In her twilight years she stated in an interview, “When I look back on my life, I see so many things I could not have done if I had been tied to a husband and children.” Ms. Kuhn never attached a negative connotation to the status of “old maid.” Maggie said that to deny sexuality in old age “is to deny life itself.” The only time her contemporaries felt she had gone too far was her suggestion that, in late life, heterosexual women might consider lesbian relationships. This statement was in keeping with her belief that the recipe for staying alert was to “try to do at least one outrageous thing a day.” Kuhn became known internationally, and by 1978, the World Almanac listed her as one of the twenty-five most influential women in the United States. In the mid 1980s, the Gray Panthers declined in membership to approximately fifty thousand, in part because of another powerful lobbying group: the American Association for Retired Persons. Ms. Kuhn said that this statistic was an indication that a new and more conservative generation of older people was to be its successor.

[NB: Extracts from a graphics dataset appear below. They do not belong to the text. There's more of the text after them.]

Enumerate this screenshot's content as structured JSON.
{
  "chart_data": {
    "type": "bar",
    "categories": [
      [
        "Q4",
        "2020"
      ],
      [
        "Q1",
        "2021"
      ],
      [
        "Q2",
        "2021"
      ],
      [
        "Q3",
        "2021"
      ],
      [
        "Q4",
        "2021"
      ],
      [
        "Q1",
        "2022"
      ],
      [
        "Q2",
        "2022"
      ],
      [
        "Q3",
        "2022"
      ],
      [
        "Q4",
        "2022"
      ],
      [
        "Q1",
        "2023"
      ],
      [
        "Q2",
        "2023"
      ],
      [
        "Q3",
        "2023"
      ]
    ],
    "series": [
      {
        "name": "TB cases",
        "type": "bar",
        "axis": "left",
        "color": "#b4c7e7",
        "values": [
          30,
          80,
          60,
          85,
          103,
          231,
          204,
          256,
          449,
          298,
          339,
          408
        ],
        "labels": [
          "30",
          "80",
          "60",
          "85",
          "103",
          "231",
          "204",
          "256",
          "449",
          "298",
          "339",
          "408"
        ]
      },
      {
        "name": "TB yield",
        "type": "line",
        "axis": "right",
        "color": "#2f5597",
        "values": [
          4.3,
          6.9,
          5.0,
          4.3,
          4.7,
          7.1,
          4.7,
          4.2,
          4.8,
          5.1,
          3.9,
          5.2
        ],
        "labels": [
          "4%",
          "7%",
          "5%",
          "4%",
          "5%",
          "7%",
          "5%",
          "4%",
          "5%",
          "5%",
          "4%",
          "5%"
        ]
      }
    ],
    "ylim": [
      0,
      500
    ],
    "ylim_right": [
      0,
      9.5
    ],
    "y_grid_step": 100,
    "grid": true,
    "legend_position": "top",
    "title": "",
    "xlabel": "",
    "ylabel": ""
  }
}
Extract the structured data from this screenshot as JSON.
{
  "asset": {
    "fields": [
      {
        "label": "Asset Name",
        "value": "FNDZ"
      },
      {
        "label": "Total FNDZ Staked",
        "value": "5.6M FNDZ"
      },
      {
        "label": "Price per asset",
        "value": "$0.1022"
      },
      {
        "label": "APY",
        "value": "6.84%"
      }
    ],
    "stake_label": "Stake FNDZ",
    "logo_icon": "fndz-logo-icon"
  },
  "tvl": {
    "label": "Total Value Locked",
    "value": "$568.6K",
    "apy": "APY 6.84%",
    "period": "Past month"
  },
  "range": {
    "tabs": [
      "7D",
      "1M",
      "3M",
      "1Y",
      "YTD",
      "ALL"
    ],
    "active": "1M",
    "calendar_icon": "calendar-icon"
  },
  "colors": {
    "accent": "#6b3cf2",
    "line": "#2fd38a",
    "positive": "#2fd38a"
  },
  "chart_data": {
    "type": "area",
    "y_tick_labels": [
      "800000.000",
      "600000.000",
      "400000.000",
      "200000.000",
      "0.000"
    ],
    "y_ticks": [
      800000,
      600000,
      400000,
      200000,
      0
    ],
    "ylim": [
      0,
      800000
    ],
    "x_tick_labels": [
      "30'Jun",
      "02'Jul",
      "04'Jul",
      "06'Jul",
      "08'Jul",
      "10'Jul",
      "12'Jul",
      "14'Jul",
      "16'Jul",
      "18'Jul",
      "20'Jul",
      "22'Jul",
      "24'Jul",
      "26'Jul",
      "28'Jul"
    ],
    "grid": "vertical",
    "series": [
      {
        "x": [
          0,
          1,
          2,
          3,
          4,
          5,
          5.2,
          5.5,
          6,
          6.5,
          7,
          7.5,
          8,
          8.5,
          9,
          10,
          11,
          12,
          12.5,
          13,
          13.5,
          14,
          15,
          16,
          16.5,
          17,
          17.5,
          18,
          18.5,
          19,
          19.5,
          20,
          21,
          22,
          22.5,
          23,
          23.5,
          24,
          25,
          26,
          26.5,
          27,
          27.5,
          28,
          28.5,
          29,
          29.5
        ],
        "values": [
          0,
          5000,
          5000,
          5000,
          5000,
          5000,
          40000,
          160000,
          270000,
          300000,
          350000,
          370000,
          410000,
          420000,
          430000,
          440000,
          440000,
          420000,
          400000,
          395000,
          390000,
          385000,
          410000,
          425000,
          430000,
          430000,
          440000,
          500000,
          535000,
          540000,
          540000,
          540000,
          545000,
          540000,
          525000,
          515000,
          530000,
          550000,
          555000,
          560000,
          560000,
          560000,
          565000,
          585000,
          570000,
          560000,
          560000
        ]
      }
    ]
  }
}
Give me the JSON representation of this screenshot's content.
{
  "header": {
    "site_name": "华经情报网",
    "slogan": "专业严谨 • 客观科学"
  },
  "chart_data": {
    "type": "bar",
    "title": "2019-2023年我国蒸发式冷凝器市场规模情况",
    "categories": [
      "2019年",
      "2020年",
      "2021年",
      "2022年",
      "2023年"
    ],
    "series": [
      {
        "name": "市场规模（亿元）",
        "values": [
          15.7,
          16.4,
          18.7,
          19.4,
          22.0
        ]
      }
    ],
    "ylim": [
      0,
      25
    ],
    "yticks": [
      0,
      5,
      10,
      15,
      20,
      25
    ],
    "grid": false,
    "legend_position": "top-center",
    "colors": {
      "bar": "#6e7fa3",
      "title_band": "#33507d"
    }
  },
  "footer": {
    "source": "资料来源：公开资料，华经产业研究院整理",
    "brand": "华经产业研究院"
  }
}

Despite her physical ailments—arthritis, a degenerative eye ailment, and osteoporosis, the only effects of age that she could not fight against—did not slow her down. Pleased with the inroads she had made, she reflected, “We have begun to shape and shake up an ageist society. We have begun to celebrate age, not deny it. Old age is a triumph and I think that we have made that case.” Maggie survived bouts of cancer and two random street muggings that left her with a broken arm and shoulder. Two weeks before her death, she joined striking transit workers on their picket line. Although she made it her goal to live until age ninety, she felt her end was imminent and had friends celebrate her August birthdate in April. Christina Long, who helped write her autobiography, said Maggie’s former lover, then in his forties, was at the celebration: “He seemed very proud of the romance.” At age eighty-nine, Maggie passed away in her sleep from cardiopulmonary arrest. In her final days, wracked with pain and sedated with morphine, she sat up in bed and declared, “I am an advocate for justice and peace.” Her indomitable spirit never left her, and she made good on a comment she had made years before, “I’m going to be outrageous until the end.” No doubt, had she been conscious, she would have let out a last Panther roar.

Ms. Kuhn forever altered the perception of senior citizens, which, hopefully, we all will be. The firebrand of the Gray Panthers aptly summed up her life when she wrote that she would like her gravestone inscribed: “Here lies Maggie Kuhn under the only stone she left unturned.”